The Irish are sending money to a Native American community seriously affected by the coronavirus, to make good on a 173-year-old favor.
A GoFundMe campaign to raise money for Navajo and Hopi families has attracted donations from many Irish people seeking to show gratitude for the help they received from the Choctaw Nation in 1847, during the “Great Hunger” that devastated Ireland in the mid-1800s.
In 1847, the Choctaw Nation sent relief money that amounts to $5,000 converted to today’s dollars during the famine.
“173 years later, today, the favor is returned through generous donations from the Irish people to the Navajo Nation during our time of crisis,” the organizers of the GoFundMe write. “
“From an Irish brother to our native American brothers,” writes donor James Fallon on the campaign page. “Karma always comes back around.”
According to the GoFundMe page, Native Americans were moved to donate to Ireland’s cause back in 1847 after experiencing the devastation of the Trail of Tears when they were forced from their land to settle in the west.
Ironically, Native Americans were made aware of the famine in Ireland from an Irishman responsible for overseeing their forced displacement. Despite the massive hardships they’d suffered and their own limited resources, the Choctaw people sent what little they had across the sea to the Irish in need of food and feed for livestock.
And the Irish never forgot it.
Donations have already surpassed the $2 million goal, reaching $2.7 million at the time of writing, and will go toward the purchase of bulk food and medical supplies.
As of May 3, the Navajo Nation has suffered at least 2373 cases of COVID-19 and 73 deaths from the virus, causing the nation to have one of the highest infection rates per capita in the US.
Relief fund organizers have been working with volunteers in Arizona, Southern Utah, and New Mexico since early March. The money has first been distributed to elderly Native Americans, particularly those who are raising grandchildren. Single parents and struggling families will also receive aid in the form of delivered groceries, water, and medical aid.
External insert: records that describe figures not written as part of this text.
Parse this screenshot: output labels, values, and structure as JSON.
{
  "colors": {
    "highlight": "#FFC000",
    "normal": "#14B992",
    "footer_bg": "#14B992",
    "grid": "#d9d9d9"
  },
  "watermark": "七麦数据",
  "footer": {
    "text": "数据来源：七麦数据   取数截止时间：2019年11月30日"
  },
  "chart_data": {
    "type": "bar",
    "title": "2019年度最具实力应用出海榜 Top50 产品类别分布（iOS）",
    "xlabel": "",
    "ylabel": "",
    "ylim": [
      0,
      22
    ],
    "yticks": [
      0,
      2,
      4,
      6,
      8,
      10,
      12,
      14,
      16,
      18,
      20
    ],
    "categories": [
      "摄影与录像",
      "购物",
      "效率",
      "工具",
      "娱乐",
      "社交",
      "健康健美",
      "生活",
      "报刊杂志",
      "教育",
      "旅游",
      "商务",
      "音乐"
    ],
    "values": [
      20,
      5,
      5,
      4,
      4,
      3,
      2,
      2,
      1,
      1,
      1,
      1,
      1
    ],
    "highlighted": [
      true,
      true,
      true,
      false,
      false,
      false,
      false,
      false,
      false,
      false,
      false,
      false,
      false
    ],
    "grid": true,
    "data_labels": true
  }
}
Beyond their most recent gesture of thanks to the Native Americans, a sculpture of nine eagle feathers called “Kindred Spirits” was erected in Bailick Park in Midlton, County Cork, Ireland to honor the Choctaw people. In 2018, Irish Prime Minister Leo Varadkar established a scholarship program for Choctaw youth to affirm “a sacred bond…which has joined our peoples together for all time.”